Career firefighters can be found mostly in larger towns and cities, while rural areas rely mostly or entirely on volunteers. The Brussels Fire and Emergency Medical Service and the Antwerp Fire Zone, responsible for the port city of Antwerp, are the only ones employing exclusively career firefighters. When it comes to the number of personnel, the Brussels Fire and Emergency Medical Service is the largest in Belgium with almost 1,200 firefighters as of 2020.

=== Training ===
After the gas explosion of Ghislenghien in 2004, Belgian fire fighter academies have begun adapting newer techniques, such as the Swedish techniques for structural firefighting or USA's RIT-procedure (Rapid Intervention Team).

=== Ranks ===
The fire zones employ a rank structure for their personnel which mirrors the Belgian military ranks, and is laid down by a Royal Order.

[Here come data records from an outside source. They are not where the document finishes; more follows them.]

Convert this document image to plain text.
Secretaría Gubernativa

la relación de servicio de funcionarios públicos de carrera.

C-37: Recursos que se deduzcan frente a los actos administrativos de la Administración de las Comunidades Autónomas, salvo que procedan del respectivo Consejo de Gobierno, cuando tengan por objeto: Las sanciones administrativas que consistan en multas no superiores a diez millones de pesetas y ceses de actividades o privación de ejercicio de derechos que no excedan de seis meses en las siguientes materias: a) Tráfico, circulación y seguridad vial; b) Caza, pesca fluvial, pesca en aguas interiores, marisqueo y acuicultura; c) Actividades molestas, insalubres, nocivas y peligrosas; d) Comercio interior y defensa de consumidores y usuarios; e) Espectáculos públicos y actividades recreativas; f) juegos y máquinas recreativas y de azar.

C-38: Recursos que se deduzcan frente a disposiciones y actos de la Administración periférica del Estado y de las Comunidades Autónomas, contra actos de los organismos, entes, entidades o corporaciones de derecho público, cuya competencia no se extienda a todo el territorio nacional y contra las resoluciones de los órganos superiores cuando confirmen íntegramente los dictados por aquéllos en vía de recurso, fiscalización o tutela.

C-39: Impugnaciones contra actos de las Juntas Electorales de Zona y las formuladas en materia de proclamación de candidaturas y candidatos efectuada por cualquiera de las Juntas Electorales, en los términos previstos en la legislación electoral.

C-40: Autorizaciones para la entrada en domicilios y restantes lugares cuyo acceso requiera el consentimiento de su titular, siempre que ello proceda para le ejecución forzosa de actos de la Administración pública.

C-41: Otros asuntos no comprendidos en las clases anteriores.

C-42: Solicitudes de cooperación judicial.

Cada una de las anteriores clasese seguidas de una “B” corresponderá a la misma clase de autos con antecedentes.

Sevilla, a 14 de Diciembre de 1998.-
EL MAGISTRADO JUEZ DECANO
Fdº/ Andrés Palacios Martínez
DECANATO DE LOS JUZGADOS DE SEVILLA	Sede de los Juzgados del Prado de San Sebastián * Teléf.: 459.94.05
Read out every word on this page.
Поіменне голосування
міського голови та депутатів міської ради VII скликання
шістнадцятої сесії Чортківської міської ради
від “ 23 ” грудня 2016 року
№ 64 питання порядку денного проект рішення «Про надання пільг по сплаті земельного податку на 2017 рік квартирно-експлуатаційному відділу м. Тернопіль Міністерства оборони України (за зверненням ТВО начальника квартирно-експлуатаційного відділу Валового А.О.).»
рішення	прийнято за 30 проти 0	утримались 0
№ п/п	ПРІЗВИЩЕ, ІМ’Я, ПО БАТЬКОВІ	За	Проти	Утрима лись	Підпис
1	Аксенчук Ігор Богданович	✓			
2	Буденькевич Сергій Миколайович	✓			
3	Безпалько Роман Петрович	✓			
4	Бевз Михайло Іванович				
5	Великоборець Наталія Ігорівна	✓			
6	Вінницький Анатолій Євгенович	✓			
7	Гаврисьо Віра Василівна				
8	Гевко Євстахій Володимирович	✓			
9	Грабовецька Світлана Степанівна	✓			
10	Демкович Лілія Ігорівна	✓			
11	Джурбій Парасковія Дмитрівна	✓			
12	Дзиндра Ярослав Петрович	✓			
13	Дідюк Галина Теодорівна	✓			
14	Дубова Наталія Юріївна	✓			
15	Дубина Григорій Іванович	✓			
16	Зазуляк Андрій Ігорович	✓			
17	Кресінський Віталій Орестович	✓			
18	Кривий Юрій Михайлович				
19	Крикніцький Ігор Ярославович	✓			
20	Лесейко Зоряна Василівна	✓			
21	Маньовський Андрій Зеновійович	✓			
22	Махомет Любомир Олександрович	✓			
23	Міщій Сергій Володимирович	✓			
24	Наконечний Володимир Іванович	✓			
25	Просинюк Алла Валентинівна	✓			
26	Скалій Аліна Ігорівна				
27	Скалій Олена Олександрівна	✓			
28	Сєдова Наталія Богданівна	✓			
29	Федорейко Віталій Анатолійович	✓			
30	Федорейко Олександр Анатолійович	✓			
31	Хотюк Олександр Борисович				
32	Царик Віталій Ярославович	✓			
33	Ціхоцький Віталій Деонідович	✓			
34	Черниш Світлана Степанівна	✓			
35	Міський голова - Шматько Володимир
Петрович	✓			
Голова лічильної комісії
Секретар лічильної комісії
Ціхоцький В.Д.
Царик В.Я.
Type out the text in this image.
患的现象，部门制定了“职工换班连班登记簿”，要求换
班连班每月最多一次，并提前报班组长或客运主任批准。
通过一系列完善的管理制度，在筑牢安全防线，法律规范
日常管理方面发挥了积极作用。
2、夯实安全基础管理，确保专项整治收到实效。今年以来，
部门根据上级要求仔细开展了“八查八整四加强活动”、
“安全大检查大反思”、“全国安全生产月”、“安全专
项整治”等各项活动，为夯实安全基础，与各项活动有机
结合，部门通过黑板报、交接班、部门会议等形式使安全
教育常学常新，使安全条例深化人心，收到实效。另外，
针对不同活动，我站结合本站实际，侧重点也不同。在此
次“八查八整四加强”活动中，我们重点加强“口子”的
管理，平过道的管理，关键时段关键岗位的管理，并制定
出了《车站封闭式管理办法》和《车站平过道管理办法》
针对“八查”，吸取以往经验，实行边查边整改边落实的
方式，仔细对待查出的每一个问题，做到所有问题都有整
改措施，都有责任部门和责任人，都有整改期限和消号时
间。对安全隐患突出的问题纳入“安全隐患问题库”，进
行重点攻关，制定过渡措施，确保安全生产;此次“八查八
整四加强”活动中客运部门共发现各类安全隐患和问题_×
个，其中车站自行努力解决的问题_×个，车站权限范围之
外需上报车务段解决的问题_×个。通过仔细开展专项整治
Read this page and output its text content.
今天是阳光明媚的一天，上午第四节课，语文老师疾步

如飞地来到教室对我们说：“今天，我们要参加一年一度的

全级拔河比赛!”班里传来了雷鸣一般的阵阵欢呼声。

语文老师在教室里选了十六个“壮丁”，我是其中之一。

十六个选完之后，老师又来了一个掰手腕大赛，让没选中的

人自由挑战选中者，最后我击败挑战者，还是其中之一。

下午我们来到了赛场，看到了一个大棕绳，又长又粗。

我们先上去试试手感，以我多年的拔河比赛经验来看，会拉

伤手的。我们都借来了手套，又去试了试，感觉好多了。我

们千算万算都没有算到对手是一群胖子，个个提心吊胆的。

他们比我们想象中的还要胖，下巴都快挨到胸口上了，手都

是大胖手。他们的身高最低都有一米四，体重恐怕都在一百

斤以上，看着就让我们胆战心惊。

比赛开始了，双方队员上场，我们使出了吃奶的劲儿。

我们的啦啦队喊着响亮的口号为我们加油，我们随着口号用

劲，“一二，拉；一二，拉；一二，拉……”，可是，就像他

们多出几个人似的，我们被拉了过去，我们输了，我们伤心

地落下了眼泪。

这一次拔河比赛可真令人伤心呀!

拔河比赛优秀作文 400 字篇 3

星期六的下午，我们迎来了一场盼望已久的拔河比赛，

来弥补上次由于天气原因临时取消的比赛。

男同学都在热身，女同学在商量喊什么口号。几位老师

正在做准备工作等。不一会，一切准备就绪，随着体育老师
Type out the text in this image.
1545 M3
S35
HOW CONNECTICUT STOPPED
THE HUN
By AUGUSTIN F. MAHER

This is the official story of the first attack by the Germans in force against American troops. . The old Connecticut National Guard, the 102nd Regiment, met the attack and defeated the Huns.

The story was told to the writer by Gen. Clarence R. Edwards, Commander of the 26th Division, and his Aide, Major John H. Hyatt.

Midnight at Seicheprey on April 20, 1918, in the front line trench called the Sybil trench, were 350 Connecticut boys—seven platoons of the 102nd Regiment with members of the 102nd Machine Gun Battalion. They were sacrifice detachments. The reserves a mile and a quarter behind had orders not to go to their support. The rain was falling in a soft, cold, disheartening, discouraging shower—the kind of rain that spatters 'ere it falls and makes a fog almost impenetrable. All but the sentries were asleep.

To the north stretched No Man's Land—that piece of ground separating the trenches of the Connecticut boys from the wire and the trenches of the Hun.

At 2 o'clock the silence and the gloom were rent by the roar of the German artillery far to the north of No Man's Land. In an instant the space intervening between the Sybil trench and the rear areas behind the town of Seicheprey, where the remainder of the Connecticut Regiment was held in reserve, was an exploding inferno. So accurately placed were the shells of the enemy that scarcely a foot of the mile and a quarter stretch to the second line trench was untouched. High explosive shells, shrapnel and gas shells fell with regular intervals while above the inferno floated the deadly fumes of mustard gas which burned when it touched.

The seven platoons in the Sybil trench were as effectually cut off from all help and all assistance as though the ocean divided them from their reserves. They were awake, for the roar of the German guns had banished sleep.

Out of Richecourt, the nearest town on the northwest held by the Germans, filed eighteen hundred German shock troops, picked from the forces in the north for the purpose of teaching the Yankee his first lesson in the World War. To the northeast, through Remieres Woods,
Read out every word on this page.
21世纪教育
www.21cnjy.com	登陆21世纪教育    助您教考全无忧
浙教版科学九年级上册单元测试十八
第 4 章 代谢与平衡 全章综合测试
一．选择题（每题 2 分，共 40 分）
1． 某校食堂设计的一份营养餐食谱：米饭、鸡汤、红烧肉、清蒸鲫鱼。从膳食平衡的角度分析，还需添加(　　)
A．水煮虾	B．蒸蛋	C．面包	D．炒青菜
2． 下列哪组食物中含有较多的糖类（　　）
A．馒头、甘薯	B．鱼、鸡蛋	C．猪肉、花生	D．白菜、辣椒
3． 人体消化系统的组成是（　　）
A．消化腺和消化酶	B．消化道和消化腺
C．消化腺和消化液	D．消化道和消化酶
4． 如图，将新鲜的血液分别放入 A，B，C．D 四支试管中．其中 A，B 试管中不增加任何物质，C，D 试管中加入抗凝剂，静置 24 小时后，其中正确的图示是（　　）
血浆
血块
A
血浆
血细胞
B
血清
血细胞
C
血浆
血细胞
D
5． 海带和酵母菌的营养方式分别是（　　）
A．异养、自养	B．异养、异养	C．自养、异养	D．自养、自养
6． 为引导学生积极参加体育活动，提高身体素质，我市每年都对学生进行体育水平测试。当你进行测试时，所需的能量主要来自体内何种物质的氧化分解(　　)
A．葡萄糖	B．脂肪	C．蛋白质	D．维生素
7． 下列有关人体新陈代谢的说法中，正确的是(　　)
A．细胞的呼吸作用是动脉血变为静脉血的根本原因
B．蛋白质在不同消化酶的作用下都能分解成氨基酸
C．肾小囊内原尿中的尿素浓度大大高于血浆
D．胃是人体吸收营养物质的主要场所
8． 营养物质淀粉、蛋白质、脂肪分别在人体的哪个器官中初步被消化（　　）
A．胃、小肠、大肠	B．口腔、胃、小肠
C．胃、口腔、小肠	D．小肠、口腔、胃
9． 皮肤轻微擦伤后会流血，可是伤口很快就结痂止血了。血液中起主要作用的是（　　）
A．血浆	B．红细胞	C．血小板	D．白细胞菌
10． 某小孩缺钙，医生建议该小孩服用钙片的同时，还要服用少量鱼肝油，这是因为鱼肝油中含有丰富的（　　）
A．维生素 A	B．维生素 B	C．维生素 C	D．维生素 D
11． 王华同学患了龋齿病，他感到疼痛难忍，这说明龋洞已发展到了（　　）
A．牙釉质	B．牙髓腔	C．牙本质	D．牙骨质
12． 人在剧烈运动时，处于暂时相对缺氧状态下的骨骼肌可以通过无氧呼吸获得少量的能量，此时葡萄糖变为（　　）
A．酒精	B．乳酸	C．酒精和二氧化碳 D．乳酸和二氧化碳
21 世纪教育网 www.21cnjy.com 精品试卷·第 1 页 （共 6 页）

==== Rank structure as of 2015 ====

|  | Officers (Higher cadre) |  |  |  | NCOs (Middle cadre) |  | Enlisted (Basic cadre) |  |
|---|---|---|---|---|---|---|---|---|
| Insignia |  |  |  |  |  |  |  |  |
| French | Colonel | Major | Capitaine | Lieutenant | Adjudant | Sergent | Caporal | Sapeur-pompier |
| Dutch | Kolonel | Majoor | Kapitein | Luitenant | Adjudant | Sergeant | Korporaal | Brandweerman |

|  | Medical staff |  |  |
|---|---|---|---|
| Insignia |  |  |  |
| French | Médecin | Infirmier | Ambulancier |
| Dutch | Arts | Verpleegkundige | Paramedicus |

==== Obsolete ranks ====

|  | Officers (Higher cadre) |  |  | NCOs (Middle cadre) |  |  |
|---|---|---|---|---|---|---|
| Insignia |  |  |  |  |  |  |
| French | Lieutenant-colonel | Capitaine-commandant | Sous-lieutenant | Adjudant-chef | Sergent-major | Premier Sergent |
| Dutch | Luitenant-Kolonel | Kapitein-Commandant | Onder-luitenant | Opperadjudant | Sergeant-majoor | Eerste sergeant |

=== Officer promotion controversy ===
When the Belgian civil security reform came into force in 2014, all firefighter officers were automatically promoted to a higher rank, whether they held the appropriate certificate or not. This led to numerous disputes and was the subject of one of the demands announced during the demonstrations by Belgian firefighters before and after the reform, non-commissioned officers and men in the ranks feeling aggrieved, because no similar measure was planned for them.